Damon gets up close and personal with remnant Giant Kelp in Storm Bay, TAS

Prototype testing gets underway in the Philippines

While the Tasmanian nutrient trial demonstrated the strong response of kelp to sufficient nutrients, concurrently the Climate Foundation has been testing seaweed responses to restoring overturning circulation and irrigating seaweed forests with the upwelled water – deeper, colder water which rises to the surface.

The team have successfully irrigated red seaweeds with upwelled water at a deepwater marine permaculture platform testing site in the Philippines. Below are some images of the Philippines trial site where the Climate Foundation team built two troughs for the platform, successfully deploying the system into water over 1,000 feet deep.

While the work that Brian and his team have been doing in the Philippines hasn’t been directly funded by the Australian Marine Permaculture Project, the new findings and technological advancements being prototyped in the Philippines are now informing the Tasmanian project – ready to enable the Australian team to progress with Marine Permaculture deployment in Australia.
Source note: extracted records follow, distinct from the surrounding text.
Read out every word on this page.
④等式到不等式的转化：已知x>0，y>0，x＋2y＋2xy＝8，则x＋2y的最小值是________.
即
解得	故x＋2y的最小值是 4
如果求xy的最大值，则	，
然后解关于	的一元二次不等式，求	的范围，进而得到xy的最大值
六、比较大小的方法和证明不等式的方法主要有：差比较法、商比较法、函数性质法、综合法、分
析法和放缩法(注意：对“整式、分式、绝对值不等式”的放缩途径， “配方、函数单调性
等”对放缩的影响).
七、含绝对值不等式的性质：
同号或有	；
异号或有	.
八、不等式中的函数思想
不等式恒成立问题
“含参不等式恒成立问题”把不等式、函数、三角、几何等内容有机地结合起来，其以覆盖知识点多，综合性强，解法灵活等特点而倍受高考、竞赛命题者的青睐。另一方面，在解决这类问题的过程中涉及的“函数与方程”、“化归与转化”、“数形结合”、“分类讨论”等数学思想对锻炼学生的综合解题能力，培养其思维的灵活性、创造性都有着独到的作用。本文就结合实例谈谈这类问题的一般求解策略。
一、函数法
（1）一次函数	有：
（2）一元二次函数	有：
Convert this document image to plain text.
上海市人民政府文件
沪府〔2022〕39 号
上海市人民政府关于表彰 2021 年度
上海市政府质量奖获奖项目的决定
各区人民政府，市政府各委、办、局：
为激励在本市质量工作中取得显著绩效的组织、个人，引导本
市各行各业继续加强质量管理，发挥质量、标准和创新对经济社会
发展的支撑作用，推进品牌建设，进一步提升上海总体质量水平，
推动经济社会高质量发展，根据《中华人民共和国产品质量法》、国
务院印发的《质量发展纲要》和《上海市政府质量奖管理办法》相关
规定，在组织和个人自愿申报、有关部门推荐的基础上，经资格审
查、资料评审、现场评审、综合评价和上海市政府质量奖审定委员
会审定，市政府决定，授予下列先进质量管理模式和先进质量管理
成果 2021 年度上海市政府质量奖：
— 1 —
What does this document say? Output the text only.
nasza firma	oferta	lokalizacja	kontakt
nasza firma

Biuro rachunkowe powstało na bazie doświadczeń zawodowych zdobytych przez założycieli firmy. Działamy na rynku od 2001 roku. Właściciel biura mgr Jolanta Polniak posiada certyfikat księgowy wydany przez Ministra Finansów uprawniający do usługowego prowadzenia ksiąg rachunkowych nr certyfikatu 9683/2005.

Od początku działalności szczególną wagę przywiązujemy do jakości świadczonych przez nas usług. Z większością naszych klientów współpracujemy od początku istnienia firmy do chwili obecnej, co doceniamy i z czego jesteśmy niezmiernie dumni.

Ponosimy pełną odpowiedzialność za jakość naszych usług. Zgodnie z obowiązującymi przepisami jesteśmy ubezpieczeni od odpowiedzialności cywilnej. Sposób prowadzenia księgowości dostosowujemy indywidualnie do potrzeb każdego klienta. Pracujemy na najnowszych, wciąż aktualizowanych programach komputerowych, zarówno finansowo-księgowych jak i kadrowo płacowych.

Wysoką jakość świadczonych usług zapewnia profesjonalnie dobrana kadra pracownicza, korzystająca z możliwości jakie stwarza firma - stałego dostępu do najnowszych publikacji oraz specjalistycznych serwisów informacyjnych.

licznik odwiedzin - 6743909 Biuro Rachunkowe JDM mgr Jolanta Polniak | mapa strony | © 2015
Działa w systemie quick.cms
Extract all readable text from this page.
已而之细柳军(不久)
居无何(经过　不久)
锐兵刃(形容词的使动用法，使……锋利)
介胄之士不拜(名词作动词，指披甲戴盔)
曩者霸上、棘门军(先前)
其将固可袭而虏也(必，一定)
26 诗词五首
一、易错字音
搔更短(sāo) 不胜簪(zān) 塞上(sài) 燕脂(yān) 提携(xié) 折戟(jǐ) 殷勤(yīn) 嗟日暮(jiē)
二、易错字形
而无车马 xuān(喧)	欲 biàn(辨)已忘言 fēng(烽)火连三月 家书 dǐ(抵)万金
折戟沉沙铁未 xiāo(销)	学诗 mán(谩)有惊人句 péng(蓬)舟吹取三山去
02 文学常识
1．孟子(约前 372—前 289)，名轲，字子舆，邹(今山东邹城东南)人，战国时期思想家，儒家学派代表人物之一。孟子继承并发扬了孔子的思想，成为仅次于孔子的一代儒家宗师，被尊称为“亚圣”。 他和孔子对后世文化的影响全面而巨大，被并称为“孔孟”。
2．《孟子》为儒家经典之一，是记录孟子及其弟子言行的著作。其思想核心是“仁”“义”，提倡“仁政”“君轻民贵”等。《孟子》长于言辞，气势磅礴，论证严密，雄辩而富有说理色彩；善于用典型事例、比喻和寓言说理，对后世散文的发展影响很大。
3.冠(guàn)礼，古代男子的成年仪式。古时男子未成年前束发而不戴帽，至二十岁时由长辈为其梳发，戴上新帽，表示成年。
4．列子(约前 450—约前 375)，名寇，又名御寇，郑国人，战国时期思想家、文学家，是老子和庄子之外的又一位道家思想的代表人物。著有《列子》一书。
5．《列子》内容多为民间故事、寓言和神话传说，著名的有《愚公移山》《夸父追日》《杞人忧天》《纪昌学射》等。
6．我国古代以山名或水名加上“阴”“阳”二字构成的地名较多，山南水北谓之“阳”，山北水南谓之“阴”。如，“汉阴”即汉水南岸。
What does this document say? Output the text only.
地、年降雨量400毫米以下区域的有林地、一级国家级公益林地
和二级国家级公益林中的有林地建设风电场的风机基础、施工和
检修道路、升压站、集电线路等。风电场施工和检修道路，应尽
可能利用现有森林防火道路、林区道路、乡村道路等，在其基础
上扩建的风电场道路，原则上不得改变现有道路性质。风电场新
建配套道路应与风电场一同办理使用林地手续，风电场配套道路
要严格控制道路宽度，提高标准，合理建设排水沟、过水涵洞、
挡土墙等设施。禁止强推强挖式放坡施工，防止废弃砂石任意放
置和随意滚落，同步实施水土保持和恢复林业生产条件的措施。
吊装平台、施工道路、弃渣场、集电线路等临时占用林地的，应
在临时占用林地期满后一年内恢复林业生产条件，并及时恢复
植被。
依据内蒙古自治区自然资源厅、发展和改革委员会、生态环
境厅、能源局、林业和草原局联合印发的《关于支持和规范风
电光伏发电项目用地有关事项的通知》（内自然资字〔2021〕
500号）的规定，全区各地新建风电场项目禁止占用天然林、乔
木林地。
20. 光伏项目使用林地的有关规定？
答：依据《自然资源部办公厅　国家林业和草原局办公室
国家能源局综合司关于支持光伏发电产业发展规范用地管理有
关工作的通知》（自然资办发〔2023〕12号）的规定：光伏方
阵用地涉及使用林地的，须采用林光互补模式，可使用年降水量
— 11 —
The Climate Foundation team deployed a prototype trough-based marine permaculture system in the Philippines. Photo credit: Sam Donohue

Prototype trough-based marine permaculture deployed in the deep sea in the Philippines. Photo credit: Sam Donohue

Red seaweeds grown in surface water (right) and in upwelled water (left) with the darker colour indicative of greater seaweed health. Photo credit: Sam Donohue

Close up comparison of the baseline seaweed (tan) with deepwater irrigated seaweed (dark) shows the robust response of this red seaweed to deepwater irrigation.

While Brian and the Climate Foundation team await the results from the trial in the Philippines, early indications show that the seaweed has benefited from the deepwater irrigation, as can be seen in the above image. While neighbouring seaweeds outside the test irrigation site have been shrinking during the summer season, the irrigated seaweeds are growing dark and healthy.

As Dr Brian von Herzen states, “from the Philippines to Australia, Marine Permaculture irrigation is proving itself to be the key to growing strong, healthy seaweed forests that provide habitat for forage fish and may be essential to regenerating life in the ocean.”